If you’re entirely new to Responsive Design, here are a few things that may help you out:

  • Responsive layouts are based on percentages, not on pixel count. Container widths will need to be based on a browser’s actual view-port.
  • Images need to be adjustable as well. Start with the maximum size and then work down from there
  • Multiple elements may need to be changed. It’s fairly well known that Apple devices, like the iPhone, can’t load Adobe Flash presentation or elements. You may need to create a version of your site that uses HTML5 instead, among other alternatives. Always keep in mind that with mobile devices, not all formats of media are accepted.

A Few Tips to Get Started

Go mobile first. Mobile designs are friendly toward mobile devices, obviously, but if you’ve ever seen them on desktop computers, they tend to look pretty good there as well. The considerations of graphic size, loading speed, margins, and more can all be taken into account when you actually optimize your site for responsive, but we recommend that you adapt it from a mobile site to a desktop site, instead of the other way around. You may find the process to be far easier.

Test on mobile devices. Re-sizing a desktop to try and see what the mobile experience is like is not a replacement for your mobile version of a site, and the same is true of the reverse if you think that a large tablet can be a replacement for the desktop version. Resolution can play a far greater role than window size, and not every mobile device, even those within the same screen size, have the same resolution.

Consider Server-Side Layers. More of a compliment than an alternative to a Responsive design, server-side layers detect important information and redirect elements when appropriate. When combined with responsive design, it’s known formally as RESS. While coordination will be required between engineers and your design team, the result could be better overall management and a consistency of work flow.

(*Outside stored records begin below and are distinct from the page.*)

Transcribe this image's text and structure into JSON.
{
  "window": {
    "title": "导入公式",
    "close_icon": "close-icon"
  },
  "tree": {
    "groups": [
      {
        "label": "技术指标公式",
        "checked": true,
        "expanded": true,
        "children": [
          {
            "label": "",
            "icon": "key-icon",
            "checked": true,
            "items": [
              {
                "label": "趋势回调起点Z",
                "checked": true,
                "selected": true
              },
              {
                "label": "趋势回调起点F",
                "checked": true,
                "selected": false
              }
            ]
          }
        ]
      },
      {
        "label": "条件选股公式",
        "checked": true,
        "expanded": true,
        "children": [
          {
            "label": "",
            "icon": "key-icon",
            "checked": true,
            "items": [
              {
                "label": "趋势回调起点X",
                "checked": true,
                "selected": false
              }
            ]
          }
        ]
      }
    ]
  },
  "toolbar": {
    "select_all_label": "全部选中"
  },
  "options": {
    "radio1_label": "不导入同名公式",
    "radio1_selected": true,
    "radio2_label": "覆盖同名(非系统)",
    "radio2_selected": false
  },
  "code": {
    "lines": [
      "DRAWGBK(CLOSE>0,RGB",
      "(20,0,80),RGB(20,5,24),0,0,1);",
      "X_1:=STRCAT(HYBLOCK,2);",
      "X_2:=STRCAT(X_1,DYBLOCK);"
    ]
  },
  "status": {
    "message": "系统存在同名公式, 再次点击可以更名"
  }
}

Finally, don’t be afraid to look at how other sites handle their responsive elements. Time.com has been quoted for having as many as 40 different style choices based on their media queries to incoming traffic, which is an incredible amount. It’s not justified, though; the amount of different resolutions, browsers for both mobile and desktop computers, and different operating systems can all lead to some tricky design work if you want your page to look great for every set of eyes that lands on it. While you may not want to go as far as Time has, it won’t hurt to consider broadening your reach either.